Perspectives on Hairwork: Historic Vermont

This website was built by Professor Ellery Foutch and students of her Middlebury College Winter 2021 class “Material Culture in Focus: Hair & Hairwork” (AMST 1017), a course that explored the multivalent meanings of hair in American culture, past and present. Our research was focused on local examples of hairwork: nineteenth-century hand-made objects constructed from human hair, often exchanged as mementos or transformed into elaborate items of jewelry or keepsake wreaths that emblematized familial relationships and kinship networks.

Project website

2021-09-06T05:59:19-04:00

Social Class and the Environment Textbook

The project for this textbook began in the spring semester of 2020—pre-COVID19. Halfway through that spring semester, all at Middlebury College were sent home. The student-authors in the course opted to continue to work on the textbook. After the pre-COVID19 introduction to SCALAR, student-authors opted to continue with the project because the collaborative writing assignments, pages in SCALAR, could be done virtually by synthesizing synchronous and asynchronous activities, and ZOOM meetings, with each other and me.

The spring 2021 course  picked-up where the spring 2020 course left off.

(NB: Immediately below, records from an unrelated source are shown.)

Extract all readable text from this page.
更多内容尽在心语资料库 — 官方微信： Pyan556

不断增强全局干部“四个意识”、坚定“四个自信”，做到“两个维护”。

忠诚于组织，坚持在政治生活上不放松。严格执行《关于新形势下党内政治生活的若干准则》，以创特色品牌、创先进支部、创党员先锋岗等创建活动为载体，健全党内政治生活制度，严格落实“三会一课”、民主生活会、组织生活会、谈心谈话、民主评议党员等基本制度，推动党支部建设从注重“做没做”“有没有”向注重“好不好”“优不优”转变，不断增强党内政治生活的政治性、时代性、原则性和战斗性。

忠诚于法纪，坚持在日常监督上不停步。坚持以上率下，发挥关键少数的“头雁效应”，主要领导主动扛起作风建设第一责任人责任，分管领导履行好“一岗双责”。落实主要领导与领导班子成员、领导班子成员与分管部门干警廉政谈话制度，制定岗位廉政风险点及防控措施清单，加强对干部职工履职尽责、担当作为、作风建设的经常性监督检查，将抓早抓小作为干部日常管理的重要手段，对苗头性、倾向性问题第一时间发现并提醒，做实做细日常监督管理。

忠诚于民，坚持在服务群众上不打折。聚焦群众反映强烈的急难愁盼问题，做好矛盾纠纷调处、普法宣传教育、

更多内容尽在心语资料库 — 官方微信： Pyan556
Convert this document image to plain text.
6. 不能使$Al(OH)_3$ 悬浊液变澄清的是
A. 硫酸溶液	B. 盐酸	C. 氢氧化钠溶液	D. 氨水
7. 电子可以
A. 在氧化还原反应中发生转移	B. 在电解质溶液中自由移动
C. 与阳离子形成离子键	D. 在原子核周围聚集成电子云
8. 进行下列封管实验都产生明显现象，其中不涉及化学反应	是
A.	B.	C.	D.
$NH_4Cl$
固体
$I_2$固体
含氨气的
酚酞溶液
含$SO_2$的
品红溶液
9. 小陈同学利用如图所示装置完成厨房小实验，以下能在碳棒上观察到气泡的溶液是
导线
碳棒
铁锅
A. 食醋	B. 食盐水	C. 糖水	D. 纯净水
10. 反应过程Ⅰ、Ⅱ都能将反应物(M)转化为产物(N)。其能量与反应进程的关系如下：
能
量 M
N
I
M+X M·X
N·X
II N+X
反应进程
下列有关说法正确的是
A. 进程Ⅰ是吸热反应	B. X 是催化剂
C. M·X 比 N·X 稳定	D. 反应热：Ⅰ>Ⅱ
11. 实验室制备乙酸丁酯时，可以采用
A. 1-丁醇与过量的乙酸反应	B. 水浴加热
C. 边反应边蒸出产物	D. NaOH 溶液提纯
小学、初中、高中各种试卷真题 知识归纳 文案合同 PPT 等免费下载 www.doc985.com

This meant going back to the pages student-authors constructed, edit and revise, and create media where appropriate. “Lessons” and any additional pedagogical matter that involves writing on the part of the student user, I created.

Project website

2021-09-06T06:02:55-04:00

Write Like A Scientist

Write Like a Scientist is designed to aid students in writing more effectively in the genres that professional scientists routinely read and write.

Write Like a Scientist differs from the many available scientific writing guides out there. We know that simply reading a tip (“be concise!”) doesn’t immediately translate into understanding and into improved writing.  Instead of simply telling students what to write or providing to-do lists, we provide guided practice in recognizing and emulating the features of effective writing and in making intentional writing choices. In doing so, we help students become more flexible and reflective scientific writers who can successfully address multiple audiences.